Fearing street protests to mark Murambatsvina’s anniversary in May, the government has moved increasingly close to martial law. It has banned rallies, marches and prayer meetings during the period surrounding the anniversary and put security forces on high alert. Growing numbers of students, religious activists and members of other civil society groups have been detained.

The rising influence of the military leadership in the succession struggle is troubling. Zimbabwe’s armed forces have always been a pillar of the ruling party’s power but recent months have seen increasing military involvement in the party machinery and policy formulation. The crumbling economy has meant a loss of government revenues, and the military rank and file are being paid less and at irregular intervals, leading them into criminality, allegedly including cross-border armed robbery. Government difficulties in paying the troops raise a question of whether the security forces can still be relied on to put down protests.

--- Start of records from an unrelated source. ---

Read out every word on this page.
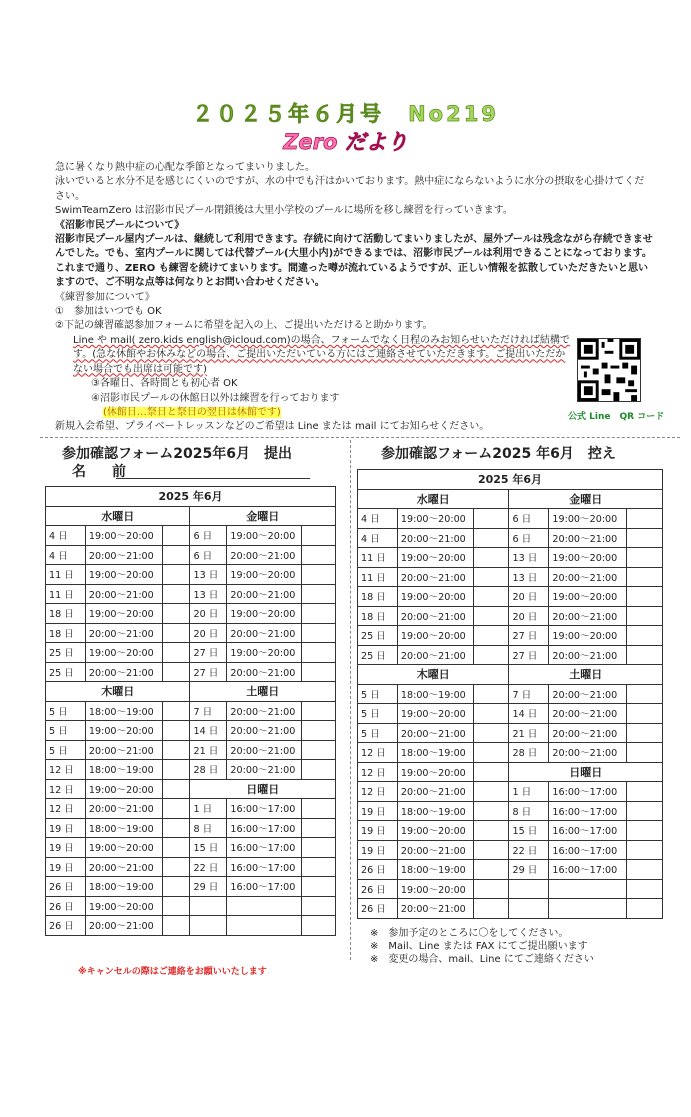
２０２５年６月号　No219
Zero だより

急に暑くなり熱中症の心配な季節となってまいりました。

泳いでいると水分不足を感じにくいのですが、水の中でも汗はかいております。熱中症にならないように水分の摂取を心掛けてください。

SwimTeamZero は沼影市民プール閉鎖後は大里小学校のプールに場所を移し練習を行っていきます。

《沼影市民プールについて》

沼影市民プール屋内プールは、継続して利用できます。存続に向けて活動してまいりましたが、屋外プールは残念ながら存続できませんでした。でも、室内プールに関しては代替プール(大里小内)ができるまでは、沼影市民プールは利用できることになっております。これまで通り、ZERO も練習を続けてまいります。間違った噂が流れているようですが、正しい情報を拡散していただきたいと思いますので、ご不明な点等は何なりとお問い合わせください。

《練習参加について》

①　参加はいつでも OK

②下記の練習確認参加フォームに希望を記入の上、ご提出いただけると助かります。

Line や mail( zero.kids english@icloud.com)の場合、フォームでなく日程のみお知らせいただければ結構です。(急な休館やお休みなどの場合、ご提出いただいている方にはご連絡させていただきます。ご提出いただかない場合でも出席は可能です)

③各曜日、各時間とも初心者 OK

④沼影市民プールの休館日以外は練習を行っております

(休館日…祭日と祭日の翌日は休館です)

新規入会希望、プライベートレッスンなどのご希望は Line または mail にてお知らせください。

公式 Line　QR コード
参加確認フォーム2025年6月　提出
名　前
2025 年6月					
水曜日			金曜日		
4 日	19:00～20:00		6 日	19:00～20:00	
4 日	20:00～21:00		6 日	20:00～21:00	
11 日	19:00～20:00		13 日	19:00～20:00	
11 日	20:00～21:00		13 日	20:00～21:00	
18 日	19:00～20:00		20 日	19:00～20:00	
18 日	20:00～21:00		20 日	20:00～21:00	
25 日	19:00～20:00		27 日	19:00～20:00	
25 日	20:00～21:00		27 日	20:00～21:00	
木曜日			土曜日		
5 日	18:00～19:00		7 日	20:00～21:00	
5 日	19:00～20:00		14 日	20:00～21:00	
5 日	20:00～21:00		21 日	20:00～21:00	
12 日	18:00～19:00		28 日	20:00～21:00	
12 日	19:00～20:00		日曜日		
12 日	20:00～21:00		1 日	16:00～17:00	
19 日	18:00～19:00		8 日	16:00～17:00	
19 日	19:00～20:00		15 日	16:00～17:00	
19 日	20:00～21:00		22 日	16:00～17:00	
26 日	18:00～19:00		29 日	16:00～17:00	
26 日	19:00～20:00				
26 日	20:00～21:00				
参加確認フォーム2025 年6月　控え
2025 年6月					
水曜日			金曜日		
4 日	19:00～20:00		6 日	19:00～20:00	
4 日	20:00～21:00		6 日	20:00～21:00	
11 日	19:00～20:00		13 日	19:00～20:00	
11 日	20:00～21:00		13 日	20:00～21:00	
18 日	19:00～20:00		20 日	19:00～20:00	
18 日	20:00～21:00		20 日	20:00～21:00	
25 日	19:00～20:00		27 日	19:00～20:00	
25 日	20:00～21:00		27 日	20:00～21:00	
木曜日			土曜日		
5 日	18:00～19:00		7 日	20:00～21:00	
5 日	19:00～20:00		14 日	20:00～21:00	
5 日	20:00～21:00		21 日	20:00～21:00	
12 日	18:00～19:00		28 日	20:00～21:00	
12 日	19:00～20:00		日曜日		
12 日	20:00～21:00		1 日	16:00～17:00	
19 日	18:00～19:00		8 日	16:00～17:00	
19 日	19:00～20:00		15 日	16:00～17:00	
19 日	20:00～21:00		22 日	16:00～17:00	
26 日	18:00～19:00		29 日	16:00～17:00	
26 日	19:00～20:00				
26 日	20:00～21:00				
※　参加予定のところに〇をしてください。
※　Mail、Line または FAX にてご提出願います
※　変更の場合、mail、Line にてご連絡ください
※キャンセルの際はご連絡をお願いいたします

The current division within the main opposition party MDC began over differences in strategy regarding the November 2005 senate elections. While both factions agree on constitutional reform, elections in 2008 and a blueprint for economic recovery, they are divided over participating in government and elections while ZANU-PF can dictate events in the legislative and tilt the electoral field. Unless the opposition can put aside its feuds and coalesce around a unified position, it will be difficult to maximise domestic pressure on ZANU-PF to change its approach. The faction led by party president Morgan Tsvangirai – which commands a larger following than that led by Welshman Ncube and newcomer Arthur Mutambara – has unveiled a program of “democratic resistance” and intends to pursue a non-violent campaign to compel the government to agree to a democratic constitution and hold parliamentary and presidential elections in March 2008. It is backed by important parts of civil society including the National Constitutional Assembly (NCA) and the Zimbabwe Congress of Trade Unions (ZCTU). Early rallies have attracted large crowds, reasserting the greater relative strength of the Tsvangirai group in comparison to its MDC rival.

The fissures within both ZANU-PF and the MDC are unfortunate in light of the fact that confidential 2004 talks, facilitated by South Africa and recently made public by President Thabo Mbeki, nearly produced a deal on a new constitution that could still serve as a starting point for a transitional roadmap. South Africa has tried to use financial leverage, in the form of a credit line, to press for new inter-party constitutional talks, repeal of repressive laws and an economic recovery plan. Mugabe sidestepped the initiative by printing enough currency to repay debts to the International Monetary Fund (IMF) in February 2006.

The July 2006 summit of African heads of state and government offers an opportunity to mobilise continental leaders behind a call for urgent action to protect human rights in Zimbabwe and regional stability. While tactical engagement by non-African governments with those very few more reform-oriented figures within ZANU-PF may have merit, there should be no relaxation of travel bans or financial sanctions in place against key members of the regime or any developmental assistance until there is real change on the ground. Unfortunately, the best the international community may be able to do at this stage is maintain pressure and plan carefully how to support a transition when opportunities finally arise for reengagement. Tentative steps by the UN Secretary-General to become more involved in facilitating such a transition are welcome but seem unlikely to gain traction.